Securing AI Workloads on Kubernetes
Beyond scheduling, Microsoft says it has continued investing in the tooling needed to deploy, operate and secure AI workloads on Kubernetes. AI Runway is a new open source project that introduces a common Kubernetes API for inference workloads, giving platform teams a centralised way to manage model deployments and adopt new serving technologies as the ecosystem evolves.
Burns explains that this technology ships with a web interface for users who don’t need to know Kubernetes to deploy a model, along with built-in HuggingFace model discovery, GPU memory fit indicators, real-time cost estimates, and support for runtimes including NVIDIA Dynamo, KubeRay, llm-d, and KAITO.
Other projects that Microsoft is taking an active hand in supporting and extending in the Cloud Native Computing Foundation (CNCF) universe include:
- HolmesGPT has joined the CNCF as a Sandbox project, bringing agentic troubleshooting capabilities into the shared cloud-native tooling ecosystem.
- Dalec, a newly onboarded CNCF project, defines declarative specifications for building system packages and producing minimal container images, with support for SBOM generation and provenance attestations at build time.
- Cilium also received a broad set of Microsoft contributions this cycle, including native mTLS ztunnel support for sidecarless encrypted workload communication, Hubble metrics cardinality controls for managing observability costs at scale, flow log aggregation to reduce storage volume, and two merged Cluster Mesh Cilium Feature Proposals (CFPs) advancing cross-cluster networking.
Azure Kubernetes Service
Of direct relevance to the Kubernetes space from Microsoft is work that runs alongside the company’s upstream contributions. New capabilities in Azure Kubernetes Service (AKS) have come forward across networking and security, observability, multi-cluster operations, storage and cluster lifecycle management.
“For organizations running workloads across multiple clusters, cross-cluster networking has historically meant custom plumbing, inconsistent service discovery, and limited visibility across cluster boundaries. Azure Kubernetes Fleet Manager now addresses this with cross-cluster networking through a managed Cilium cluster mesh, providing unified connectivity across AKS clusters, a global service registry for cross-cluster service discovery, and intelligent routing with configuration managed centrally rather than repeated per cluster,” explained Burns.
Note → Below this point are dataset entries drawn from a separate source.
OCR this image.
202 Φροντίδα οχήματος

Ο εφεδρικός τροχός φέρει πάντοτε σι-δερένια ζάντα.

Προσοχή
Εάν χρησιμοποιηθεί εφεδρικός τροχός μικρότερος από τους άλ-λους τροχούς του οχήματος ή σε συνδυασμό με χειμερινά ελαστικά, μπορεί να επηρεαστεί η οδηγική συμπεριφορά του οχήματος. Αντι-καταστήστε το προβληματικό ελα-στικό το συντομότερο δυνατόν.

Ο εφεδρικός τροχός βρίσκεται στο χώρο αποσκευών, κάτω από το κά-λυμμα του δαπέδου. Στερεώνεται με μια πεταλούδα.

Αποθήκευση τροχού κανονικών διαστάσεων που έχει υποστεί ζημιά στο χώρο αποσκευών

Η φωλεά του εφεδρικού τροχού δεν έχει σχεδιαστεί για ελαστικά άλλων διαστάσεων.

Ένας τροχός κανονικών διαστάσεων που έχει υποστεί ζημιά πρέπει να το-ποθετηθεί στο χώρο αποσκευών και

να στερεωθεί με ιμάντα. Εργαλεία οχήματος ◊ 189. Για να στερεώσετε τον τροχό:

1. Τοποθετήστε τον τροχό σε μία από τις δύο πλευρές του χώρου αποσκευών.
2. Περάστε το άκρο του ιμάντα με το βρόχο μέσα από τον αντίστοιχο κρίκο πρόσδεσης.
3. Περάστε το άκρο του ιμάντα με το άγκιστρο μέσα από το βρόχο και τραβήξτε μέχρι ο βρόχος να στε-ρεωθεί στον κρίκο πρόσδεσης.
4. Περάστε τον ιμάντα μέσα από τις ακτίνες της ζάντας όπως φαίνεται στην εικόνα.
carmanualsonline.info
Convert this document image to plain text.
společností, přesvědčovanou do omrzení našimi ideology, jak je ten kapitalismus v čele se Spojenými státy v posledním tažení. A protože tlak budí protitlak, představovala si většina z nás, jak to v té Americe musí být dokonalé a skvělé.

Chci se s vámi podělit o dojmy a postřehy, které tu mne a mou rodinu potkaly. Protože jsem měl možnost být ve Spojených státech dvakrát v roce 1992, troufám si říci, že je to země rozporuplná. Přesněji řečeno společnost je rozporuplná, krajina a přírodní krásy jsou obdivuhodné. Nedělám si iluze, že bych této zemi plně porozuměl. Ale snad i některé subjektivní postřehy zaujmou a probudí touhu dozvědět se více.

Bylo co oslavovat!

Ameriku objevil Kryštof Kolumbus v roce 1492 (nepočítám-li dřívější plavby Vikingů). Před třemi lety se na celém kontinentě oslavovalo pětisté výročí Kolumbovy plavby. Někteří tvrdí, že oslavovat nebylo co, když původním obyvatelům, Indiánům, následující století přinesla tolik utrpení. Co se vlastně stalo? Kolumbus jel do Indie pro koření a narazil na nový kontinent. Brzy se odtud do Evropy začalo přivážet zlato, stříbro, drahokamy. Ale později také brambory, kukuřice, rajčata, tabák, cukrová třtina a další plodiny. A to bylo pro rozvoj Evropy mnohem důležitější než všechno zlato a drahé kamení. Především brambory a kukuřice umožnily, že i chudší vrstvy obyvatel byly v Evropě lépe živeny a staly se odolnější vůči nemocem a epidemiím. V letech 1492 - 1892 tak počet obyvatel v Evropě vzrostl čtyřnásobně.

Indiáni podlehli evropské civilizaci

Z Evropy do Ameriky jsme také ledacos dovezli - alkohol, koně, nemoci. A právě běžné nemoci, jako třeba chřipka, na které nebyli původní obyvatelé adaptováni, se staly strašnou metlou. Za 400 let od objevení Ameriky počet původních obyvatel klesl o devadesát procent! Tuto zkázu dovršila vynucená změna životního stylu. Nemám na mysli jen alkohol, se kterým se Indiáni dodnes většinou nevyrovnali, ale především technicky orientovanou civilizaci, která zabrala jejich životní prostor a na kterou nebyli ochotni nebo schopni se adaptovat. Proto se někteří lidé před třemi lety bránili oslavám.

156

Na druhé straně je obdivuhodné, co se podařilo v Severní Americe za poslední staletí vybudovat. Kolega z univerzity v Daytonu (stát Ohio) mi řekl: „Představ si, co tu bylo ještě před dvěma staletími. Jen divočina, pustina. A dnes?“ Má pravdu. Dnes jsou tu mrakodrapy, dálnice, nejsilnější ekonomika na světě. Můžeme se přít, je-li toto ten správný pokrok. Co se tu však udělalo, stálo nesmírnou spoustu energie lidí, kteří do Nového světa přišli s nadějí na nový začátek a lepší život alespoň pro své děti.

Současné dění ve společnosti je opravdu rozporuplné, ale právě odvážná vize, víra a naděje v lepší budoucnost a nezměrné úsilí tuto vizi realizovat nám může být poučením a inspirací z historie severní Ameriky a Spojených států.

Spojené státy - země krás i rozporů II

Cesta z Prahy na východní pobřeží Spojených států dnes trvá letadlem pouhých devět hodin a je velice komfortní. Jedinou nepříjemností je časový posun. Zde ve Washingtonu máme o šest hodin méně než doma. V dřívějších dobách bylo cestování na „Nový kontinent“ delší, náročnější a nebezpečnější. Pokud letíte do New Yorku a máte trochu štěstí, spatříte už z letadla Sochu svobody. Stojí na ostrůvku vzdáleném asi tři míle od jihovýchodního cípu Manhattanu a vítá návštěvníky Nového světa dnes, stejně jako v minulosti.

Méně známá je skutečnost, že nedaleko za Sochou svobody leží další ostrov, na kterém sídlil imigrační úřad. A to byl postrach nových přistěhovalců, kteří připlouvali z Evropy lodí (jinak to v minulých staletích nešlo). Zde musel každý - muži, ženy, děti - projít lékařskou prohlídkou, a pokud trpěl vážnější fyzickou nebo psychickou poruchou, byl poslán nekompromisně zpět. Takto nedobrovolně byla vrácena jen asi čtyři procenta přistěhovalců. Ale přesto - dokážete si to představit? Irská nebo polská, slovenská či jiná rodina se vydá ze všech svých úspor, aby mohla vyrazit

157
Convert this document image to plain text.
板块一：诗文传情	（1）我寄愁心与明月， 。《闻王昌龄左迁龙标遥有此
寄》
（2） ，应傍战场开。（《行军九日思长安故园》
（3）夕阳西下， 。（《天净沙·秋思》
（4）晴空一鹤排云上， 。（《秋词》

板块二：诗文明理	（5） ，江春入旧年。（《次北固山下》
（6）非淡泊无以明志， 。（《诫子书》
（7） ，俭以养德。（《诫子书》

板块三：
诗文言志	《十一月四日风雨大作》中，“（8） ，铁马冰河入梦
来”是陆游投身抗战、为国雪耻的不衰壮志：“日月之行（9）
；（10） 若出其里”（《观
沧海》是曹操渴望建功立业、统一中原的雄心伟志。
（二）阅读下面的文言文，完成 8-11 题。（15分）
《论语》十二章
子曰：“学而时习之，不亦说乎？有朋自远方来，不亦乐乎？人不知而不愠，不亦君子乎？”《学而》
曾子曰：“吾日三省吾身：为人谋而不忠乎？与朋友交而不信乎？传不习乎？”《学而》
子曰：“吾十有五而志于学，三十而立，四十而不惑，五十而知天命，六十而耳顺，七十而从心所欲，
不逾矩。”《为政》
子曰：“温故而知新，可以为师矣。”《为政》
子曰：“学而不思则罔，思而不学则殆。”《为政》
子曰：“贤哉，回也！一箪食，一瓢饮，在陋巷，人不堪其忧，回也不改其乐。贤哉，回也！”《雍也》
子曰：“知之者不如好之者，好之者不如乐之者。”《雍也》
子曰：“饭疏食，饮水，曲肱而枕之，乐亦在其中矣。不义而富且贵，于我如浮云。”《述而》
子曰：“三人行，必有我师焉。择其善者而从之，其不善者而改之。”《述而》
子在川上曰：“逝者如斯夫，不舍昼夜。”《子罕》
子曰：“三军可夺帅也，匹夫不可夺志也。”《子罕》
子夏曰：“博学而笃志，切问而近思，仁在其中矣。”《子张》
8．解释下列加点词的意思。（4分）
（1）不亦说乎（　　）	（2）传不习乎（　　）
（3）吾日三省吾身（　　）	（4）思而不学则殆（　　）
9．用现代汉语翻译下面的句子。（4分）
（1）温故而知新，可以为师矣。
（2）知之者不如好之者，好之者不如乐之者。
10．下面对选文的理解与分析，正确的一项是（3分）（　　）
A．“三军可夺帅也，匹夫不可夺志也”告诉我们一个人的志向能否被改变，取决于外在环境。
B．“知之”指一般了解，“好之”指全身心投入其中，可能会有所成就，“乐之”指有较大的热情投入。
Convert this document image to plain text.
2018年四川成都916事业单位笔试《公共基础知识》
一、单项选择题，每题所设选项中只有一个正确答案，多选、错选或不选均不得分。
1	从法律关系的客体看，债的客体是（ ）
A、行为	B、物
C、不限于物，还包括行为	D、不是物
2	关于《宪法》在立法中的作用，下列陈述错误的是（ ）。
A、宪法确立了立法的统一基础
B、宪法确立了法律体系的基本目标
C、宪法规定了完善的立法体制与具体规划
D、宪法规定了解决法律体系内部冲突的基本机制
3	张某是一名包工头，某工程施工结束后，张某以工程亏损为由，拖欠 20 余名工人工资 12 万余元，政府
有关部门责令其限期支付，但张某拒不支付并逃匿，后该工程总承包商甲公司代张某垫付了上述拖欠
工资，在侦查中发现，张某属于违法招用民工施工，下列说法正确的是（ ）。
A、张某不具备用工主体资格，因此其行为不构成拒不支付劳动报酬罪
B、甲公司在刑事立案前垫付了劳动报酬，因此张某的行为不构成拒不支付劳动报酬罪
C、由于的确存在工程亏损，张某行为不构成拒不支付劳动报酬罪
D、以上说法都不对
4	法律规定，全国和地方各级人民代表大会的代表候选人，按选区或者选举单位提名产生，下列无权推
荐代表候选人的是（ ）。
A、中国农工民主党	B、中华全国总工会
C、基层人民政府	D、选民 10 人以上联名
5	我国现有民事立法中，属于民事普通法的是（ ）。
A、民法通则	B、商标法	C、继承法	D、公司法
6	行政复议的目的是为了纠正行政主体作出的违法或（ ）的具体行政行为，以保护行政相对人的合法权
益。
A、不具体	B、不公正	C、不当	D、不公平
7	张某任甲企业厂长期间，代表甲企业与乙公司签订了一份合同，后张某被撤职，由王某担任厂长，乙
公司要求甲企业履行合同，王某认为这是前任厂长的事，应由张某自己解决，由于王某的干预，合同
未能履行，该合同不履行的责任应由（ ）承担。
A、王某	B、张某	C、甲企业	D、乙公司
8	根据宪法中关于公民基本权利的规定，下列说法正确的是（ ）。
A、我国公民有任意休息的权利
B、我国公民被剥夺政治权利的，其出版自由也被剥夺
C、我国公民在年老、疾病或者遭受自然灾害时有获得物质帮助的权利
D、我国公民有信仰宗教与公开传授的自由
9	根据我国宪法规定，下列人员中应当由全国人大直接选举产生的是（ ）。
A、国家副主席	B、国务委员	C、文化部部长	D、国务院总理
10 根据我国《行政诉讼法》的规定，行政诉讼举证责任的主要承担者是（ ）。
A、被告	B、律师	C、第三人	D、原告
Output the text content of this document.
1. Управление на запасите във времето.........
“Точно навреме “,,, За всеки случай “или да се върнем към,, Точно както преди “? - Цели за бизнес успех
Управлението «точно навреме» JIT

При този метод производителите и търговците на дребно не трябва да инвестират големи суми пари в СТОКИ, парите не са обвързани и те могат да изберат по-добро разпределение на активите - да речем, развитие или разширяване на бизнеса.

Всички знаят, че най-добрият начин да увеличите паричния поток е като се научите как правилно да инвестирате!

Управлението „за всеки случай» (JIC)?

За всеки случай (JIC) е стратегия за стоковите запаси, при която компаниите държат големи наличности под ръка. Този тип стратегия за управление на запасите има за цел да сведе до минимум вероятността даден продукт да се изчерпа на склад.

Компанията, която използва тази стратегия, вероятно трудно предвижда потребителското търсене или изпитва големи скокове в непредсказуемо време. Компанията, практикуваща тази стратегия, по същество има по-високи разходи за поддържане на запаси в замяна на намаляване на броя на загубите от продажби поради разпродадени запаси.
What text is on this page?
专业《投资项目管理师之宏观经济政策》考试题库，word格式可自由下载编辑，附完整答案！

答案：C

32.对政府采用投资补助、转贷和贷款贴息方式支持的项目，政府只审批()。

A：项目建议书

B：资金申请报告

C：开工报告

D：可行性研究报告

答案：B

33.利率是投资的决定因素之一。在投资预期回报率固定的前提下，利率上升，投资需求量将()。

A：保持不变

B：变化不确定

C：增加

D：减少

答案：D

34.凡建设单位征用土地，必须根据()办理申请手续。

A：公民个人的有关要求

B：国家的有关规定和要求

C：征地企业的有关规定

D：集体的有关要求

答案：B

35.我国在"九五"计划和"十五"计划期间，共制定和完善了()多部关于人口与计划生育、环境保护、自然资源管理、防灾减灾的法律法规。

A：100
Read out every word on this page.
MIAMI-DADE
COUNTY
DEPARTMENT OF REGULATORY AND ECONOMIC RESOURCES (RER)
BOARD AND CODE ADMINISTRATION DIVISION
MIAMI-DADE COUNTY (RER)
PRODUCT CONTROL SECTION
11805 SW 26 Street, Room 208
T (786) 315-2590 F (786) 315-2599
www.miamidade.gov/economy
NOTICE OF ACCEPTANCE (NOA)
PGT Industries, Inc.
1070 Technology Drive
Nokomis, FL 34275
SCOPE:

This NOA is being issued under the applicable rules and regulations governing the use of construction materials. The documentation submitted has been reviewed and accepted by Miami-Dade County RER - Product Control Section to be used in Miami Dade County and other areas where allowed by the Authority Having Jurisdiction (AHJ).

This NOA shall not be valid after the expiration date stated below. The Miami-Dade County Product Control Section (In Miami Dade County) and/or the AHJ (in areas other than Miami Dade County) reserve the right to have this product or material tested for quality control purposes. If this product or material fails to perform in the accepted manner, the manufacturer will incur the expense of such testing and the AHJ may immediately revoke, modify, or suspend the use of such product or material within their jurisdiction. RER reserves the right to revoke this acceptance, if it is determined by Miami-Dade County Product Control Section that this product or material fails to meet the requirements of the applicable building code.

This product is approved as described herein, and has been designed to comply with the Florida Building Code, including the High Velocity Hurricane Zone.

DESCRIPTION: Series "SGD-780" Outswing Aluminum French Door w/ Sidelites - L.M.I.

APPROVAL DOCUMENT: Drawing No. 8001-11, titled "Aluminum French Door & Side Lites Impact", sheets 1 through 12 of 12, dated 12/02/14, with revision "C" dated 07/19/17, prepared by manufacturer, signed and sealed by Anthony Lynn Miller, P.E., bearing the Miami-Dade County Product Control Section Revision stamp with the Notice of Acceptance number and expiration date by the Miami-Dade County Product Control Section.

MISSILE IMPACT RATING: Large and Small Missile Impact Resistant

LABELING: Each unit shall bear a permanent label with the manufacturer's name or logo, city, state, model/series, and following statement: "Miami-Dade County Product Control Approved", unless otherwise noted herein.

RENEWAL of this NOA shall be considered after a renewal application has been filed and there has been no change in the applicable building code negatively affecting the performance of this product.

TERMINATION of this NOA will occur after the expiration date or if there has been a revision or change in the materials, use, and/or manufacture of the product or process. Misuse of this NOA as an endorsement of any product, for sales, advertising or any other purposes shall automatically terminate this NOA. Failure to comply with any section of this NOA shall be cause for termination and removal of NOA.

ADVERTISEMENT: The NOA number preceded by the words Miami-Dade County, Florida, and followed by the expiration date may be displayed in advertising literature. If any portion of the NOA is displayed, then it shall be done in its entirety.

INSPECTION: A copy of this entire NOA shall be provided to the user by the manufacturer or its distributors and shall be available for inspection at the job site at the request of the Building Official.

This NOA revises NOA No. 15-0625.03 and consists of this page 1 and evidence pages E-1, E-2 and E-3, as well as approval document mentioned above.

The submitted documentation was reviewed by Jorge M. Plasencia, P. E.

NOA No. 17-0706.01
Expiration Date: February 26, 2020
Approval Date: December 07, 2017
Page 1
On the storage side, clusters can now consume storage from a shared Elastic SAN pool rather than provisioning and managing individual disks per workload. This simplifies capacity planning for stateful workloads with variable demands and reduces provisioning overhead at scale.
For teams that need a more accessible entry point to Kubernetes itself, Burns notes that AKS desktop is now generally available. It brings a full AKS experience to a user’s desktop, making it straightforward for developers to run, test and iterate on Kubernetes workloads locally with the same configuration they’ll use in production.
Microsoft, the Open Source Company, Right?
Microsoft has clearly been busy; it wants to extend its development efforts into every trunk road and tributary of the Kubernetes universe, and the company has clearly moved to embrace a solidified open source proposition.
Long gone are the days of “Linux is a cancer,” as we know. Over the last decade or so, under the purview of CEO Nadella, Microsoft initially positioned itself in zones where it could reap revenue from open projects “as long as they worked through the MSFT stack,” and even that initial knee-jerk reaction is now a thing of the past.
As we hear the company talk about the need for shared operational philosophy & interfaces, it almost feels like the Agile manifesto 2.0 all over again, i.e., we need to look at the way we work, before starting the work… and this time, work starts with community.